The court also sided with the defendants on Chelsea Jones’ claim that she was discriminated against on the basis of her gender when the varsity girls’ basketball coach chose less experienced girls to play on the team.
 
“This claim is not actionable under Title IX. In order to bring an action for discrimination under Title IX, Plaintiff must allege that she was treated differently than the boys, not other girls. See Mansourian, 594 F.3d 1095, 2010 WL 430944. Title IX does not apply to claims that the girls’ basketball coach picked lesser-qualified basketball players to play on the girls’ basketball team.” As a result, the court dismissed Chelsea’s Title IX claim with prejudice.
 
Chelsea did get some relief when the court determined that she had “properly pleaded a gender discrimination claim under Title IX, i.e., that the girls’ softball team was treated less favorably than the boys’ teams. See Mansourian, 594 F.3d 1095, 2010 WL 430944; and 34 C.F.R. § 106.41(c)(2), (6), and (7). Further, this claim is not barred under the Eleventh Amendment. See 42 U.S.C. § 2000d-7(a)(1). Therefore, Chelsea may proceed on her discrimination claim (Claim No. 7) under Title IX.”
 
The court also favored Chelsea’s own Title IX retaliation claim. While similar to the claim her mother’s, Chelsea alleged that she was the target of the retaliation.

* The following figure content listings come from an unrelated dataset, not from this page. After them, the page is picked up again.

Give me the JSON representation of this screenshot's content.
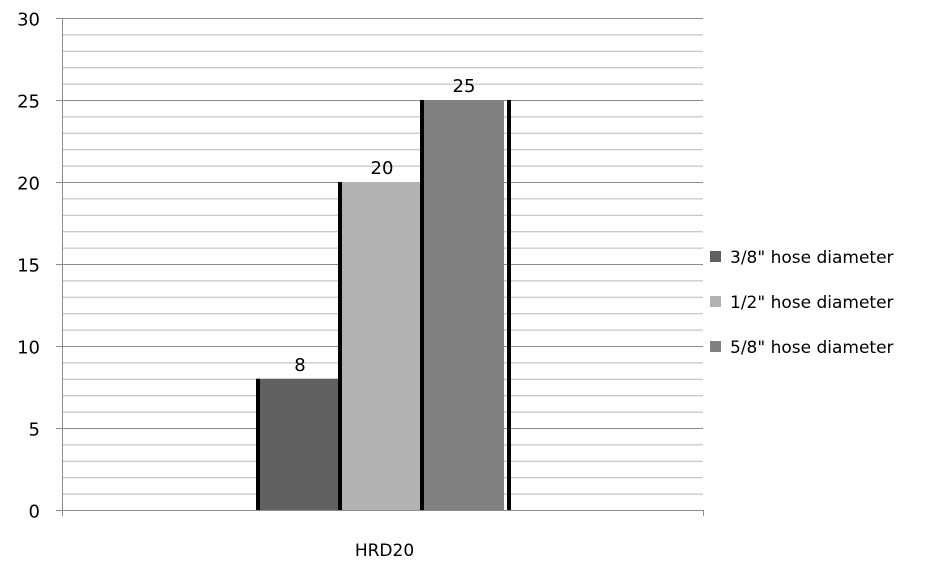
{
  "chart_data": {
    "type": "bar",
    "categories": [
      "HRD20"
    ],
    "series": [
      {
        "name": "3/8\" hose diameter",
        "values": [
          8
        ],
        "color": "#606060"
      },
      {
        "name": "1/2\" hose diameter",
        "values": [
          20
        ],
        "color": "#b2b2b2"
      },
      {
        "name": "5/8\" hose diameter",
        "values": [
          25
        ],
        "color": "#808080"
      }
    ],
    "ylim": [
      0,
      30
    ],
    "yticks": [
      "0",
      "5",
      "10",
      "15",
      "20",
      "25",
      "30"
    ],
    "data_labels": [
      "8",
      "20",
      "25"
    ],
    "xlabel": "",
    "ylabel": "",
    "grid": true,
    "legend_position": "right"
  }
}
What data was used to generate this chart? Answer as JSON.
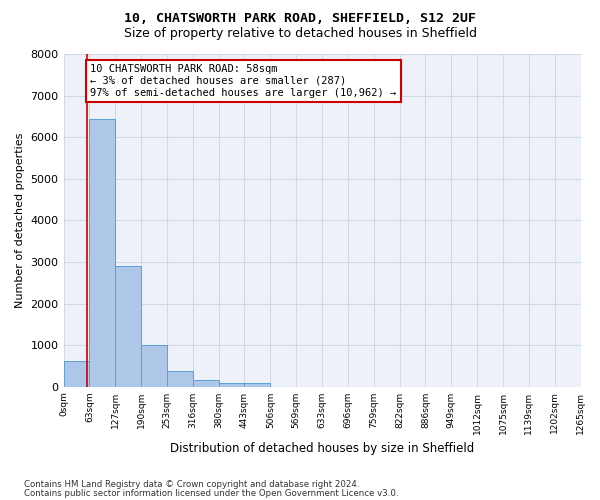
{
  "title1": "10, CHATSWORTH PARK ROAD, SHEFFIELD, S12 2UF",
  "title2": "Size of property relative to detached houses in Sheffield",
  "xlabel": "Distribution of detached houses by size in Sheffield",
  "ylabel": "Number of detached properties",
  "bar_color": "#aec6e8",
  "bar_edge_color": "#5a9fd4",
  "bin_labels": [
    "0sqm",
    "63sqm",
    "127sqm",
    "190sqm",
    "253sqm",
    "316sqm",
    "380sqm",
    "443sqm",
    "506sqm",
    "569sqm",
    "633sqm",
    "696sqm",
    "759sqm",
    "822sqm",
    "886sqm",
    "949sqm",
    "1012sqm",
    "1075sqm",
    "1139sqm",
    "1202sqm",
    "1265sqm"
  ],
  "bar_values": [
    620,
    6430,
    2900,
    1000,
    380,
    170,
    100,
    80,
    0,
    0,
    0,
    0,
    0,
    0,
    0,
    0,
    0,
    0,
    0,
    0
  ],
  "property_line_x": 58,
  "annotation_line1": "10 CHATSWORTH PARK ROAD: 58sqm",
  "annotation_line2": "← 3% of detached houses are smaller (287)",
  "annotation_line3": "97% of semi-detached houses are larger (10,962) →",
  "annotation_box_color": "#ffffff",
  "annotation_box_edge_color": "#cc0000",
  "ylim": [
    0,
    8000
  ],
  "yticks": [
    0,
    1000,
    2000,
    3000,
    4000,
    5000,
    6000,
    7000,
    8000
  ],
  "grid_color": "#d0d8e8",
  "background_color": "#eef2f8",
  "footer1": "Contains HM Land Registry data © Crown copyright and database right 2024.",
  "footer2": "Contains public sector information licensed under the Open Government Licence v3.0.",
  "bin_width": 63
}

She claims that she did not make the basketball team because the school was retaliating against her for her mother’s complaints. This constitutes “a materially adverse action sufficient to support a retaliation claim.” See Burlington N. & Santa Fe Ry. Co. v. White, 548 U.S. 53, 68, 126 S. Ct. 2405, 165 L. Ed. 2d 345 (2006).
 
The court found for Chelsea and her race discrimination claim, pursuant to Title VI, concluding that she had “properly pleaded” the claim. “To plead a violation of Title VI, a plaintiff need only ‘allege that the defendant is engaging in discrimination.’ Monteiro v. Tempe Union High Sch. Dist., 158 F.3d 1022, 1026 (9th Cir. 1998).”
 
Mary Jones, et al. v. Beverly Hills Unified School District, et al.; C.D. Cal.; Case No. WD CV 08-7201-JFW (PJW), 2010 U.S. Dist. LEXIS 28657; 3/24/10
 
Attorneys of Record: (for defendant) Gary R Gibeaut, LEAD ATTORNEY, Gibeaut Mahan and Briscoe, Los Angeles, CA.